Closed BaoshengHeTR closed 4 years ago

BaoshengHeTR commented 4 years ago

I have a question. When I call: l_bert.apply_adapter_freeze() will that freeze the original LN layer as well? From your example, the function:

def freeze_bert_layers(l_bert):
    """
    Freezes all but LayerNorm and adapter layers - see arXiv:1902.00751.
    """

is used to freeze layers but LN and adaptive layers. However, the function flatten_layers called in freeze_bert_layers doesn't work properly and it could not locate the layers supposed to be trainable. It would be great if you give the way that we can check the status of each layer.
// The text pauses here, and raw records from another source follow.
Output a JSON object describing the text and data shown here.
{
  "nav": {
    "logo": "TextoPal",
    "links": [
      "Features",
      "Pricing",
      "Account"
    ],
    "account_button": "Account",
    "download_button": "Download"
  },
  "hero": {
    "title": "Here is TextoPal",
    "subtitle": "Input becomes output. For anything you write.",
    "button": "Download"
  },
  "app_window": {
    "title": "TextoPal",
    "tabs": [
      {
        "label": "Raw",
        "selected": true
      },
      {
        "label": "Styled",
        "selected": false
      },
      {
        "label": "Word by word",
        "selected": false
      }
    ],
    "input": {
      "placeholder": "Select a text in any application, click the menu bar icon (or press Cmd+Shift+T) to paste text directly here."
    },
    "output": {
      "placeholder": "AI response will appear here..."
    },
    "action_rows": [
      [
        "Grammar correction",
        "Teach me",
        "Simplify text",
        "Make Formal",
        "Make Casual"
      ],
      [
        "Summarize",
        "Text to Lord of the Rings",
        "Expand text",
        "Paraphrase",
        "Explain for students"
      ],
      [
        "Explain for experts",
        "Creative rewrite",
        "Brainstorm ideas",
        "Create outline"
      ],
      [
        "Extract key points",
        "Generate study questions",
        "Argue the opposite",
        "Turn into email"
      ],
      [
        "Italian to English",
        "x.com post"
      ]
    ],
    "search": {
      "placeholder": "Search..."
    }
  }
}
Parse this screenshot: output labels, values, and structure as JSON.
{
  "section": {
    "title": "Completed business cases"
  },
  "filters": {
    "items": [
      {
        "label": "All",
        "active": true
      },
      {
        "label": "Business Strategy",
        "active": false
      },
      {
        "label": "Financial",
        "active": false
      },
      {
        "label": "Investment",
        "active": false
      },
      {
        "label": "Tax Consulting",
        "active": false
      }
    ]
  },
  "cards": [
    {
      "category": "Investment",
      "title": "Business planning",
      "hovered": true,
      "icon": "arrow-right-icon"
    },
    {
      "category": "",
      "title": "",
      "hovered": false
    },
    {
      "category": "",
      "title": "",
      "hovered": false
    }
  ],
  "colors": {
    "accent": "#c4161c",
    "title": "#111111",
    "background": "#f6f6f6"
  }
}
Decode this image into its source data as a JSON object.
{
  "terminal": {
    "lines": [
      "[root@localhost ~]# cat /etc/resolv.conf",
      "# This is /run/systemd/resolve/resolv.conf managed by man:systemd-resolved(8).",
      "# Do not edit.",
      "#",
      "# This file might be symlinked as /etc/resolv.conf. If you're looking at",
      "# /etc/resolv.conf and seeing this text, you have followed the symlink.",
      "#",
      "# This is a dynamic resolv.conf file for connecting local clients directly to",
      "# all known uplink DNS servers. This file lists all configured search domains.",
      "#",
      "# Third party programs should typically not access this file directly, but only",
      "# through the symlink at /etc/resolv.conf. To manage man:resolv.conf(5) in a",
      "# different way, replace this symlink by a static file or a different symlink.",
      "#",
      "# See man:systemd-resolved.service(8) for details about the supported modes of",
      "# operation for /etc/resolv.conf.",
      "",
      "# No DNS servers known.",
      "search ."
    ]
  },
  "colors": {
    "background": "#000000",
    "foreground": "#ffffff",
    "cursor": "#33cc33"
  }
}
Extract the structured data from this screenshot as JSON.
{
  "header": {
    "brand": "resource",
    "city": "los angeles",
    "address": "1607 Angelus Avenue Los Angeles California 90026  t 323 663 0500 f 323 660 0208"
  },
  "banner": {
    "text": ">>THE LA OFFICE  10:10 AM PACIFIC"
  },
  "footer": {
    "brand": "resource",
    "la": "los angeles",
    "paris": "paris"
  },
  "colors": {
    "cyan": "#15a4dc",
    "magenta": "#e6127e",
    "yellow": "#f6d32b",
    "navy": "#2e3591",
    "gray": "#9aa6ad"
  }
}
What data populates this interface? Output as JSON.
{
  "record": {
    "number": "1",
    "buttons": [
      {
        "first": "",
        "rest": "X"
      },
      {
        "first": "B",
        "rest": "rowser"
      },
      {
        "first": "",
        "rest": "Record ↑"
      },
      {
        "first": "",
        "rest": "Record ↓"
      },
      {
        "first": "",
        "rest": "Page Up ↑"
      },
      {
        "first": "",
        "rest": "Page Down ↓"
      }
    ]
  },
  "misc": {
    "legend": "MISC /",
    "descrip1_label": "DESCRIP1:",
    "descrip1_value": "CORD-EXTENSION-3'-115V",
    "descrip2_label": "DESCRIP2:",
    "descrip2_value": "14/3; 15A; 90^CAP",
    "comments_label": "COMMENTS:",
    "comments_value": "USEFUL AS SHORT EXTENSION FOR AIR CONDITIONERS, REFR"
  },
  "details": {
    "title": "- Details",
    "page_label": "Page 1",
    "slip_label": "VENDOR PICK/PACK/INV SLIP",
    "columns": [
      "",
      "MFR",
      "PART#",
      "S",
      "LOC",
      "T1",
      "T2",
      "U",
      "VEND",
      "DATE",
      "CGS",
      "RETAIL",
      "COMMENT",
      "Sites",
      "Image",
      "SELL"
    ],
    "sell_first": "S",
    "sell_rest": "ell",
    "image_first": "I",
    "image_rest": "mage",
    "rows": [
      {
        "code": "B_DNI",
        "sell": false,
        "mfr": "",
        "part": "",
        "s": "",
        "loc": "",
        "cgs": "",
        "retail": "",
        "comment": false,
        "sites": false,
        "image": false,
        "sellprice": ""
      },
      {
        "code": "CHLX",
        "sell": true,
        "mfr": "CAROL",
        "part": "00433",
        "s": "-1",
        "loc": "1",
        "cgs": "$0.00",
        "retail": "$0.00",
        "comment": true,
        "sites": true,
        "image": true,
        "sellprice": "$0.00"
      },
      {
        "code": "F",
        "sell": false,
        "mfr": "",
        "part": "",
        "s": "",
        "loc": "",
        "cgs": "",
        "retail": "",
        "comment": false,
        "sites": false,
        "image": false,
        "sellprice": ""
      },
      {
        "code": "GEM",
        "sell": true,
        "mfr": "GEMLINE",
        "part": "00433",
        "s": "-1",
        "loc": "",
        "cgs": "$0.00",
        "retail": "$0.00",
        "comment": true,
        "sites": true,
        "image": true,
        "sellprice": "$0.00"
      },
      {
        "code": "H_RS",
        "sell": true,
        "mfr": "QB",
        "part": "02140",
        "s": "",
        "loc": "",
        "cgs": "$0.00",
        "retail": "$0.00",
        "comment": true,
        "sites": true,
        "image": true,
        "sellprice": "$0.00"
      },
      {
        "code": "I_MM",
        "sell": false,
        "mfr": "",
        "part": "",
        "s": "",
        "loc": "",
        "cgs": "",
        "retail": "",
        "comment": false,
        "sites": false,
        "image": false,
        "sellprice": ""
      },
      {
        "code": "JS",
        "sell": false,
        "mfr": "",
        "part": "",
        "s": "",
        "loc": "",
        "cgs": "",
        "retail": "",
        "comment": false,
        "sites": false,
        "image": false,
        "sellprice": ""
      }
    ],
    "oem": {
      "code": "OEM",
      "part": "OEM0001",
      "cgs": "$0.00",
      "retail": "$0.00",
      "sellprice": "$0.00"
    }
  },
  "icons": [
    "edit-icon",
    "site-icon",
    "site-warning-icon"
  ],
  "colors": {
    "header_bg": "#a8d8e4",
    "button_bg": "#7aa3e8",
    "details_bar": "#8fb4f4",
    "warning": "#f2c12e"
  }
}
Finally, I want to confirm that the pretrained bert model used in bert-for-tf2 does not have the pooling layer with tanh activation layer, right?

Thanks.

BaoshengHeTR commented 4 years ago

Results from running flattern_layers, we have:

for l in flatten_layers(l_bert): print(l) <bert.model.BertModelLayer object at 0x7f1e68e73940> <bert.embeddings.BertEmbeddingsLayer object at 0x7f1e6f8517f0> <bert.transformer.TransformerEncoderLayer object at 0x7f1e68db6400>

l_bert._layers[0]._layers []

kpe commented 4 years ago

@BaoshengHeTR - yes, currently the final pooling layer used in pre-training is not included in BertModelLayer and loading of its weights from a pre-trained model is not supported.